Ubiquinone has been used as a supplement for decades to improve, among other things, energy production in cells. Low levels of ubiquinone in cells can predispose to a variety of diseases when cellular aerobic energy production is not sufficiently efficient. Heavy and prolonged exercise and training also increase the amount of chronic oxidative stress in the body. The number of free radicals can even triple under physical exertion.
Ubiquinone has been shown to repair the mitochondrial energy production chain in chronic fatigue syndrome in combination with the NADH supplement. Ubiquinone is also an effective antioxidant and protects nerve cells against oxidative stress.
Adequate levels of ubiquinone in older people have been shown to prevent sarcopenia or muscle loss. Combining the use of ubiquinone with muscle training, adequate protein intake, and creatine supplementation is particularly effective in preventing muscle loss.

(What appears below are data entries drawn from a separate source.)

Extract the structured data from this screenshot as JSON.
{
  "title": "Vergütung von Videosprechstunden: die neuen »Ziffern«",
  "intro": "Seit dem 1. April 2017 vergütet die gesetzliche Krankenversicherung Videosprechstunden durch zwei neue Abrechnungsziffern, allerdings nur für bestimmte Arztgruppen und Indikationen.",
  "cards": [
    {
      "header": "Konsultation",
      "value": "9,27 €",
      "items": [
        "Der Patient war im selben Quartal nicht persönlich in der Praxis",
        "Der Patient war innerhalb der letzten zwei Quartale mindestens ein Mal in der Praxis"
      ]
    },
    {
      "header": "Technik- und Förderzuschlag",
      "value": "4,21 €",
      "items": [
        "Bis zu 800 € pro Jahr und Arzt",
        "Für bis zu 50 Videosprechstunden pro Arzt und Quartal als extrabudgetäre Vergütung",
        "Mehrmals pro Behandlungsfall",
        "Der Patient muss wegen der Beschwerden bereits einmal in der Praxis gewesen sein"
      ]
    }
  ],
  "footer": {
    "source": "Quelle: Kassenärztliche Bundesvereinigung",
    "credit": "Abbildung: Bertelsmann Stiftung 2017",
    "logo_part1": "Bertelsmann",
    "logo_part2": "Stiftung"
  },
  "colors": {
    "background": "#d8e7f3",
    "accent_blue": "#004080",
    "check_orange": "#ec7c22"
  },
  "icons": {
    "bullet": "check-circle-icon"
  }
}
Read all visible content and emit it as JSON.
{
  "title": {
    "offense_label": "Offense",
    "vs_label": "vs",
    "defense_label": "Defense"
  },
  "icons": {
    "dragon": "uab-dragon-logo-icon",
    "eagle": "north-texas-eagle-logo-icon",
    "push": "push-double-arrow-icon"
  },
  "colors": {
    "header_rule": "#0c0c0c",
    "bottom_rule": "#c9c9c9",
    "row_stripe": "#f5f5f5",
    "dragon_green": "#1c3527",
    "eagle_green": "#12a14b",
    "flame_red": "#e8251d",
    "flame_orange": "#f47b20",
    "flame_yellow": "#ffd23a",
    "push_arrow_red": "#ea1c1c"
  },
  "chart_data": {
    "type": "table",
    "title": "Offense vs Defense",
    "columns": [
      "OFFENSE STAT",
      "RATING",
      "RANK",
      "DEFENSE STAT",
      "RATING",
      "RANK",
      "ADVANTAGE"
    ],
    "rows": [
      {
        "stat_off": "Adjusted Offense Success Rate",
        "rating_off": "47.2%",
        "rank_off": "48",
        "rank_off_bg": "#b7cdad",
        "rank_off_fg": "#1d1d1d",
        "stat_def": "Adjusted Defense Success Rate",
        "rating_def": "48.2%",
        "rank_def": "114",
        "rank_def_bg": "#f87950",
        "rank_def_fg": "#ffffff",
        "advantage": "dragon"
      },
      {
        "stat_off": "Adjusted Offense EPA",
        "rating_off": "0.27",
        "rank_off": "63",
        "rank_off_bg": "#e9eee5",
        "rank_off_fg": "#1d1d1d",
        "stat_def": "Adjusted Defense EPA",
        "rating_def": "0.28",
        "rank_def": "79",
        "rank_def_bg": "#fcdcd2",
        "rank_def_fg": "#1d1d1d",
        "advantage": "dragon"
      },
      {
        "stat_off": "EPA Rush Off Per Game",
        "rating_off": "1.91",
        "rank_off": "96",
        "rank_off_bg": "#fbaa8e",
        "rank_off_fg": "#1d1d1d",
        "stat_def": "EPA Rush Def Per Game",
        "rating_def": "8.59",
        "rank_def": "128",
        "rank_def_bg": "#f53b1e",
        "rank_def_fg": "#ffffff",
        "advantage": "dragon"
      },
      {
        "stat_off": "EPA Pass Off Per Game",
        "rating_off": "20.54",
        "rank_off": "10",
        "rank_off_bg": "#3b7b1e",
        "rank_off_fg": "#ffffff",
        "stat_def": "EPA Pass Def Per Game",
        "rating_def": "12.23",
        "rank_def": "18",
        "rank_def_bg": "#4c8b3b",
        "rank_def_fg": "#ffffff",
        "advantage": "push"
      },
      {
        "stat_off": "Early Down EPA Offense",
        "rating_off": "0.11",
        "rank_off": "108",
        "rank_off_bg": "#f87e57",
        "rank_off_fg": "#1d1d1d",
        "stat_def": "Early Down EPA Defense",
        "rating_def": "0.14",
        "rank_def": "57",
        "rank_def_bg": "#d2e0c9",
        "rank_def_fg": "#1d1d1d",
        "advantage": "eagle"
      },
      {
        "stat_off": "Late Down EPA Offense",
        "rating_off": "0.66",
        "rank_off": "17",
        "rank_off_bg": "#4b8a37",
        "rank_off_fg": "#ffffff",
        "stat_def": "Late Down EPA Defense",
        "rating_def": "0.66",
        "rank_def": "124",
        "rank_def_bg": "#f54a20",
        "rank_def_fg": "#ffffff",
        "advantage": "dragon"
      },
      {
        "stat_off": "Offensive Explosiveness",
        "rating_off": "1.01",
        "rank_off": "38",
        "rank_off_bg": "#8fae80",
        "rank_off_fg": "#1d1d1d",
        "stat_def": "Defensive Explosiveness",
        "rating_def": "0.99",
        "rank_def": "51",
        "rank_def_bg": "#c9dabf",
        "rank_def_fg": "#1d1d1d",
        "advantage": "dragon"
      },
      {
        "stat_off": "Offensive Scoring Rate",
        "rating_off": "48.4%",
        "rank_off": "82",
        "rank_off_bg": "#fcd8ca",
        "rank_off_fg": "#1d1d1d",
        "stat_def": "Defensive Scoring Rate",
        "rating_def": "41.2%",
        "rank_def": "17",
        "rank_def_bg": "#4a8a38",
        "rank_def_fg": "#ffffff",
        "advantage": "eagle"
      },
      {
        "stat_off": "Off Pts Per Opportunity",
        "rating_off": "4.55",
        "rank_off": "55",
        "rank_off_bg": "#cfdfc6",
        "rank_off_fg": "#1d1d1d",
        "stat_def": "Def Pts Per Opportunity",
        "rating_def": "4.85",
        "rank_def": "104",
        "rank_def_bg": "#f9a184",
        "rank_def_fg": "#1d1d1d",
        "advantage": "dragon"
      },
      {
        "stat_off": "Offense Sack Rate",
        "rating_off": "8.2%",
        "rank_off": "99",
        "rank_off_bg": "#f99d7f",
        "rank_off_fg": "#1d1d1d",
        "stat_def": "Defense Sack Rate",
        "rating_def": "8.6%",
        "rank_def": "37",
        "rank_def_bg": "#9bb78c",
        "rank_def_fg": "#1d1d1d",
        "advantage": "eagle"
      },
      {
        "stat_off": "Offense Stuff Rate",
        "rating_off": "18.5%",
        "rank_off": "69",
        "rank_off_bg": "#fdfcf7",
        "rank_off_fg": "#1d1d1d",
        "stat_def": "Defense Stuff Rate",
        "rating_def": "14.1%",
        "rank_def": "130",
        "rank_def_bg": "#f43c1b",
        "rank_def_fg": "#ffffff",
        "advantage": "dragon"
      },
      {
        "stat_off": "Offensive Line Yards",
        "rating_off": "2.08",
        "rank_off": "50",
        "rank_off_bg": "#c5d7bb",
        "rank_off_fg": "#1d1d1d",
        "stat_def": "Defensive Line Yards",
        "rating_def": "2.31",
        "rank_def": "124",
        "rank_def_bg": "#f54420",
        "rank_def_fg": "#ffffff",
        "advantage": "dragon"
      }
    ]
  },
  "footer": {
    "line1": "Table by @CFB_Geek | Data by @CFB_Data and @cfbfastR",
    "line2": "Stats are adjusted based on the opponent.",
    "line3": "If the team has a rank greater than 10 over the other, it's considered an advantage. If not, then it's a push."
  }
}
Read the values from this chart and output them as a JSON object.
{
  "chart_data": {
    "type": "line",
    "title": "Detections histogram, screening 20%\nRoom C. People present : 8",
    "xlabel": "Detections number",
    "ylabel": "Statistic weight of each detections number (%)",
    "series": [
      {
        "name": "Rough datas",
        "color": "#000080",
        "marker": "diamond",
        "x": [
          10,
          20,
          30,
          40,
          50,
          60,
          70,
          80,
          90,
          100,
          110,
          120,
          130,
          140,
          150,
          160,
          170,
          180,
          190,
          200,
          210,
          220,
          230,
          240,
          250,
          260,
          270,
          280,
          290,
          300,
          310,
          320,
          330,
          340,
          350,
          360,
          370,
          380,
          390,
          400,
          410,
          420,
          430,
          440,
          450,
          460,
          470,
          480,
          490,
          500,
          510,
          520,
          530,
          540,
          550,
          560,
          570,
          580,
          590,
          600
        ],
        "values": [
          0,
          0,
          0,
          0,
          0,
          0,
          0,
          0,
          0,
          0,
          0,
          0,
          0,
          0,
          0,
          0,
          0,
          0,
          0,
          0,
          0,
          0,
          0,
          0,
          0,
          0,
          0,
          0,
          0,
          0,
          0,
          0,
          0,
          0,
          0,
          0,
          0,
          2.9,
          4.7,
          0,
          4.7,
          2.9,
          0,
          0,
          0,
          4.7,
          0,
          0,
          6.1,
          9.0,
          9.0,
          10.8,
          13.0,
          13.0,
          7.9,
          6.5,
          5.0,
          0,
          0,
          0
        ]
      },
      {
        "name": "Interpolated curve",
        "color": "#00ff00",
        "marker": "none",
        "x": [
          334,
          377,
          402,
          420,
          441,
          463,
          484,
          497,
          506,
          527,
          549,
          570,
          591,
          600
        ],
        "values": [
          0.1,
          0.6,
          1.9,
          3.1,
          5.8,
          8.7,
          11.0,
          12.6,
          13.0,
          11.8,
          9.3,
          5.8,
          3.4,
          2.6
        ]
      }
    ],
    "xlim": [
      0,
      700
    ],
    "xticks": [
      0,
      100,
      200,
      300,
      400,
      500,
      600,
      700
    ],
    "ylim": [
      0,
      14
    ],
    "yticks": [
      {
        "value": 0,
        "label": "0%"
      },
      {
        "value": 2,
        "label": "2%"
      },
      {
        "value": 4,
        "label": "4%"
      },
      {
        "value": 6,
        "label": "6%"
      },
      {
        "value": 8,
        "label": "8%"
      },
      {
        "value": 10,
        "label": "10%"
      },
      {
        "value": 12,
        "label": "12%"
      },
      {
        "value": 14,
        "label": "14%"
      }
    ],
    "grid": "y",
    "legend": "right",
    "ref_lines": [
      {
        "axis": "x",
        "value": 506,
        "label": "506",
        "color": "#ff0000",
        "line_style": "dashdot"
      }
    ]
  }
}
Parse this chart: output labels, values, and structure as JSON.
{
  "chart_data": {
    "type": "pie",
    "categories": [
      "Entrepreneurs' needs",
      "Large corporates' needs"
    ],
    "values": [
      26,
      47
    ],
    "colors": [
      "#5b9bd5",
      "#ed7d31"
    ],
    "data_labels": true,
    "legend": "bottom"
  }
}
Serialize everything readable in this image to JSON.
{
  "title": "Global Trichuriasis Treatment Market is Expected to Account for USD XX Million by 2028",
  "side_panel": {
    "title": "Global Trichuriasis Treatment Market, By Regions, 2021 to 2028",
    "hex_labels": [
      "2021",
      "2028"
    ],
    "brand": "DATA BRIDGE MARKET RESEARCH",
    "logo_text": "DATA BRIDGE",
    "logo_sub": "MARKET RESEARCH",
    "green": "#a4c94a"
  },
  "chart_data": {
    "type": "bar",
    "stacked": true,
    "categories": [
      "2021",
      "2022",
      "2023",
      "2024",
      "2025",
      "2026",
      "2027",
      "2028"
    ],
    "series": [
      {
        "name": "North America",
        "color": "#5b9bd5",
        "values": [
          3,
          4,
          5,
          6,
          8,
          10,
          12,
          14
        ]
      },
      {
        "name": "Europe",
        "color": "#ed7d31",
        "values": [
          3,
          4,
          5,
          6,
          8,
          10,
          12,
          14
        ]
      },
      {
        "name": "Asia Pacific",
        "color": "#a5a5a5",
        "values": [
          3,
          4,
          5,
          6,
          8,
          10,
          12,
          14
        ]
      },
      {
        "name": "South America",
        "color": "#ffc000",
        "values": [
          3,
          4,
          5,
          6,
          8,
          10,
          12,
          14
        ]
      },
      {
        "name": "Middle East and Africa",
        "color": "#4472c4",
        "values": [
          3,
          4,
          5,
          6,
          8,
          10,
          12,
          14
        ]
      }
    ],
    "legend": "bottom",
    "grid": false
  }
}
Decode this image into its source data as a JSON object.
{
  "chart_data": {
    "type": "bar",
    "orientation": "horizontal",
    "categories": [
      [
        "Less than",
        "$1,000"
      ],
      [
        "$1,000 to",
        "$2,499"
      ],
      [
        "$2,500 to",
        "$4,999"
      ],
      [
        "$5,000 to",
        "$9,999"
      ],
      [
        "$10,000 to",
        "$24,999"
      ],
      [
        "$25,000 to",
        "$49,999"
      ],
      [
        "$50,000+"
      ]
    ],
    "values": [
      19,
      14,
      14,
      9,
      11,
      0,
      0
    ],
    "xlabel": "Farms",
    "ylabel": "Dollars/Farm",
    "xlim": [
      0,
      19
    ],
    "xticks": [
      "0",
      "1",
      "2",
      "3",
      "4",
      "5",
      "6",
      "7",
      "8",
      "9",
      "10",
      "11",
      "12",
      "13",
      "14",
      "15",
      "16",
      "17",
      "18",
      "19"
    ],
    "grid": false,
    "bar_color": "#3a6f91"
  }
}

Carnosine is a naturally-occurring histidine-containing dipeptide molecule (β-alanyl-L-histidine) found in many animal tissues, the skeletal muscle being the most abundant source. Carnosine has many roles including buffering (balancing pH), combating free radicals, regulating multiple enzymes and having a major role in sarcoplasmic reticulum calcium (Ca2+) regulation (key factor for muscle contraction). Carnosine is also linked to enzyme regulation related to activation of myosin ATPase, which is used to help maintain ATP stores. Carnosine is broken down in the body by carnosinase, which is found in most tissues except skeletal muscle, explaining why carnosine concentrations are highest in this tissue.
During moderate to high-intensity exercise, hydrogen ions (H+) begin to accumulate leading to a drop in intramuscular pH and hence influencing muscle contractility and athletic performance. The greater the reliance on glycolysis as the primary energy system (e.g. HIIT training), the greater production of lactic acid and H+, which ultimately lead to further decreases in intramuscular pH and eventually fatigue.
Having high levels of carnosine in the muscles helps with exercise by reducing the soreness and fatigue that comes with intense training. In that way, elevating your carnosine levels improves recovery. At a baseline level, muscles contain high levels of histidine but low levels of beta-alanine (β-ALA), which limits the production of carnosine. This again is not optimal for reducing lactic acid in the muscles. Beta-alanine supplementation has been shown to increase muscle carnosine levels, which can act as a buffer to reduce the acidity in the active muscles during high-intensity exercise. Supplementing with beta-alanine can boost carnosine levels by as much as 80 percent. However, it takes several weeks to have a full effect on muscle tissues.